And the result with linux time command:

$ time python3 DEV/PyETL/generateList.py 
Generate 2000000 lines
2000000 lines generated

real    1m16.844s
user    1m16.609s
sys 0m0.203s

I was surprised when monitoring system resources that only 1 core was at 100%, instead of 4 like on a Windows machine on which I've tested this too.

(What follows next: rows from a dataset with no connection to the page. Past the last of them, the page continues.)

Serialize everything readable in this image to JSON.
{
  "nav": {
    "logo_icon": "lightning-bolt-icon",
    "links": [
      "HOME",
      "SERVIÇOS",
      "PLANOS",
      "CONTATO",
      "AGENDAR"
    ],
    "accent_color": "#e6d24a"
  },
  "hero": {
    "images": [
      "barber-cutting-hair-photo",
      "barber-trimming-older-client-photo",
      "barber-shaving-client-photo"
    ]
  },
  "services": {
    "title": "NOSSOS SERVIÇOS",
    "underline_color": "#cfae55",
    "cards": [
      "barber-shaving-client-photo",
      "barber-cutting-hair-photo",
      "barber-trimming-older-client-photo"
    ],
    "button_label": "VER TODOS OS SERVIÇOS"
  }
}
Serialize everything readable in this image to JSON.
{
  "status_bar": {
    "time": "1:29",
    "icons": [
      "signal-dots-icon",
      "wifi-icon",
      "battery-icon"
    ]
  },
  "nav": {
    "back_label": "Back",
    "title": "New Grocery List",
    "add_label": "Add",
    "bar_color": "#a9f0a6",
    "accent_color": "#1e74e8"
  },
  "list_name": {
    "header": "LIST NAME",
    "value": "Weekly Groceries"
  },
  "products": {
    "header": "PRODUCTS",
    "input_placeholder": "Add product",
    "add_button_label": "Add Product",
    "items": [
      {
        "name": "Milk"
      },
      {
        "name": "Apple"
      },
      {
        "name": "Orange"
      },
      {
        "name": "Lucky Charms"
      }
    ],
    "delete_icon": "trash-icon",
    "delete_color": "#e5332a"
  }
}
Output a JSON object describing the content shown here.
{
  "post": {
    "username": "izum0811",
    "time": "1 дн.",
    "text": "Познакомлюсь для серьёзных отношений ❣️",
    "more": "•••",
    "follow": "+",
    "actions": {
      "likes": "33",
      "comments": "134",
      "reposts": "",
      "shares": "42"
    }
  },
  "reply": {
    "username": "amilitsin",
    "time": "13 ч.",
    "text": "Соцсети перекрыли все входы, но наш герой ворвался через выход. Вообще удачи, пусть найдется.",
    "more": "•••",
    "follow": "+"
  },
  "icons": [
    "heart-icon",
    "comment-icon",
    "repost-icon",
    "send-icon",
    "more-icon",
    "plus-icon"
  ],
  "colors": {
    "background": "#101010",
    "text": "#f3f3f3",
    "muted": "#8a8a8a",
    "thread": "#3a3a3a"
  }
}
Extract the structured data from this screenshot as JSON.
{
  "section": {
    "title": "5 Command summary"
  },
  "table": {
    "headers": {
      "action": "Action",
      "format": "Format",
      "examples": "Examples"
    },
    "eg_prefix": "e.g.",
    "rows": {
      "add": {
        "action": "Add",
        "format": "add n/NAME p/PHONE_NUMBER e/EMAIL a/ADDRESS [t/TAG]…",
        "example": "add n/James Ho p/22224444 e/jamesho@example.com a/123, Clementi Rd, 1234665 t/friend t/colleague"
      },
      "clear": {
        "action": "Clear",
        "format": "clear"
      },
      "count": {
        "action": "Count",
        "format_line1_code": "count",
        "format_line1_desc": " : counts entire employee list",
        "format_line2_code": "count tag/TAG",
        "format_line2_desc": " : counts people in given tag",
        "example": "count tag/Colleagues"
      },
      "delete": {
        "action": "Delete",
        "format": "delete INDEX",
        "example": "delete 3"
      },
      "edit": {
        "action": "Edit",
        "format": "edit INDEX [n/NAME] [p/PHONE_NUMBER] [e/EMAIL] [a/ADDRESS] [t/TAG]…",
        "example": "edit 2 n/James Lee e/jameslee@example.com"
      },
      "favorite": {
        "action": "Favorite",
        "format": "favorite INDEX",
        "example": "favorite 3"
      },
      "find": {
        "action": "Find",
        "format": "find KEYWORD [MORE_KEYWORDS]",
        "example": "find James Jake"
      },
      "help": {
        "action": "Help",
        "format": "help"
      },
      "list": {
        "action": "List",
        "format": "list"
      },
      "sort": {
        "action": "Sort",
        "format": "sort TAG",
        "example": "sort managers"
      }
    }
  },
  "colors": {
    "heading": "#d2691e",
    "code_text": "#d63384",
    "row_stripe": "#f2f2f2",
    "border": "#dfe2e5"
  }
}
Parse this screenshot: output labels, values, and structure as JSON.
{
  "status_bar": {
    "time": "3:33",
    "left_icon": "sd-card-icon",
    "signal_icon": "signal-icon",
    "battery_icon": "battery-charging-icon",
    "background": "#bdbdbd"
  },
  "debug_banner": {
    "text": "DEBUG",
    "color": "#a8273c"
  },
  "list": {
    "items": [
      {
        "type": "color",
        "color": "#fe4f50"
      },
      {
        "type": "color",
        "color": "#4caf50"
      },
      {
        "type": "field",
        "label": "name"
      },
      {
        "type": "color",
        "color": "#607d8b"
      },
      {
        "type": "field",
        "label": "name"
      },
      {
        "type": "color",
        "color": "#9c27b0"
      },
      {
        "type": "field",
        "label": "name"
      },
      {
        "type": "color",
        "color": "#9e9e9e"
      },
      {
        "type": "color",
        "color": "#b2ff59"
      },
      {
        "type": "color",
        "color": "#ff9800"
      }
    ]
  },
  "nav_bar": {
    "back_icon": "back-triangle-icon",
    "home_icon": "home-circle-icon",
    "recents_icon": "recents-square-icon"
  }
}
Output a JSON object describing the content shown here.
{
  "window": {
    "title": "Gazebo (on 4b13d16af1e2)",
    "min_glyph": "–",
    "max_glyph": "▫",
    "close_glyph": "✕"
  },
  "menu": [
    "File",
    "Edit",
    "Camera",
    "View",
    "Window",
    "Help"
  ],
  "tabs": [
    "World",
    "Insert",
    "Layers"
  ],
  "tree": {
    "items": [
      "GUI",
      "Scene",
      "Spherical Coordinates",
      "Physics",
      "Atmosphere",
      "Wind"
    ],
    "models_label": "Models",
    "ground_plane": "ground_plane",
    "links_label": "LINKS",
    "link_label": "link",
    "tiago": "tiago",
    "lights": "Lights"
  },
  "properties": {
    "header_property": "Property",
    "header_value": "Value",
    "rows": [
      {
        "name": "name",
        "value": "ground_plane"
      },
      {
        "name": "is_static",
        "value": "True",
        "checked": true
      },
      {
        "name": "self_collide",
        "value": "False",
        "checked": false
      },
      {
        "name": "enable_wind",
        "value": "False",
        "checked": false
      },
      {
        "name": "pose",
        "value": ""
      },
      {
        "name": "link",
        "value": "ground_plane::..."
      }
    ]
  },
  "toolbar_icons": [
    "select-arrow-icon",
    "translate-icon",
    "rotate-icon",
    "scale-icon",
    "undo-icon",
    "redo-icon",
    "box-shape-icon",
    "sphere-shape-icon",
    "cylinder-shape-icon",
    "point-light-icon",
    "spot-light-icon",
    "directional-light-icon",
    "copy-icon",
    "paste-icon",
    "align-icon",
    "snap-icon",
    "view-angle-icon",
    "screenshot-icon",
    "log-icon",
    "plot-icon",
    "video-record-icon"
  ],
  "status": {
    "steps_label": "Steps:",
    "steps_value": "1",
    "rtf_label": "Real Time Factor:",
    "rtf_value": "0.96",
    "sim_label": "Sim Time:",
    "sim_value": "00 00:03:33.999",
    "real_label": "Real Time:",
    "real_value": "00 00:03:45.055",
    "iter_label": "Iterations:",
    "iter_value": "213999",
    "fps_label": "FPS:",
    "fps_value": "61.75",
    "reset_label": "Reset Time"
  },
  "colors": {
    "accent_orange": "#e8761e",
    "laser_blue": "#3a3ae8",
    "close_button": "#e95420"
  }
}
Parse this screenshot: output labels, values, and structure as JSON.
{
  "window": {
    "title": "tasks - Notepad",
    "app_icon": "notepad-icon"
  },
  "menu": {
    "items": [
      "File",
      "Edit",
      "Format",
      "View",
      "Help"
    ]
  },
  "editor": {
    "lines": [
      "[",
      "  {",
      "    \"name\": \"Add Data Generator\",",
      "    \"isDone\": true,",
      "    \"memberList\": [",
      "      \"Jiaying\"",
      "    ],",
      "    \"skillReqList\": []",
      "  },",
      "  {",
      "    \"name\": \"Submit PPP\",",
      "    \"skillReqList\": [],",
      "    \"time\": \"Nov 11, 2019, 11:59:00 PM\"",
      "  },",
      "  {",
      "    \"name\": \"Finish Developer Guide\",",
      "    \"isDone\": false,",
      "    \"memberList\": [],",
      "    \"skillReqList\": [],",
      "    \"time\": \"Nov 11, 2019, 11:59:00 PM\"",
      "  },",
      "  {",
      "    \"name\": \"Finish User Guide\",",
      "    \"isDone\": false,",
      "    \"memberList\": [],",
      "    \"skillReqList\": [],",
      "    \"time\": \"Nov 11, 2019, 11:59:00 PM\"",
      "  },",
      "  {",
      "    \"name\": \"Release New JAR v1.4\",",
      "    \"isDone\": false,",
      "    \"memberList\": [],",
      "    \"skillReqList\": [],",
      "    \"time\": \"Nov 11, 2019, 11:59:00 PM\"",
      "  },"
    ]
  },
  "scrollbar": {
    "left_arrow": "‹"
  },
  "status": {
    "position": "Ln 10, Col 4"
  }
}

Of course I've tried to apply some threads, but I'm facing a problem: it takes more time than running on a single core. Maybe threads are not the solution or I'm probably using them wrong.

Here is the new code:

import random, string
import threading

global_tab         = []
global_nb_threads  = 4
global_nb_loop     = 2000000


threadLock         = threading.Lock()

class generateList(threading.Thread):
    def __init__(self, name):
        threading.Thread.__init__(self)
        self.name = name

    def run(self):
        global global_tab
        self.tab = []

        print("[%s] Generate %d lines" % (self.name, int(global_nb_loop/global_nb_threads)))
        # divide desirated lines with number of threads
        for x in range(int(global_nb_loop/global_nb_threads)):
            self.tab.append(("".join( [random.choice(string.ascii_letters) for i in range(15)] ), "".join( [random.choice(string.digits) for i in range(2)])))

        threadLock.acquire()
        global_tab += self.tab
        threadLock.release()
        del self.tab
        print("[%s] %d lines in list" % (self.name, len(global_tab)))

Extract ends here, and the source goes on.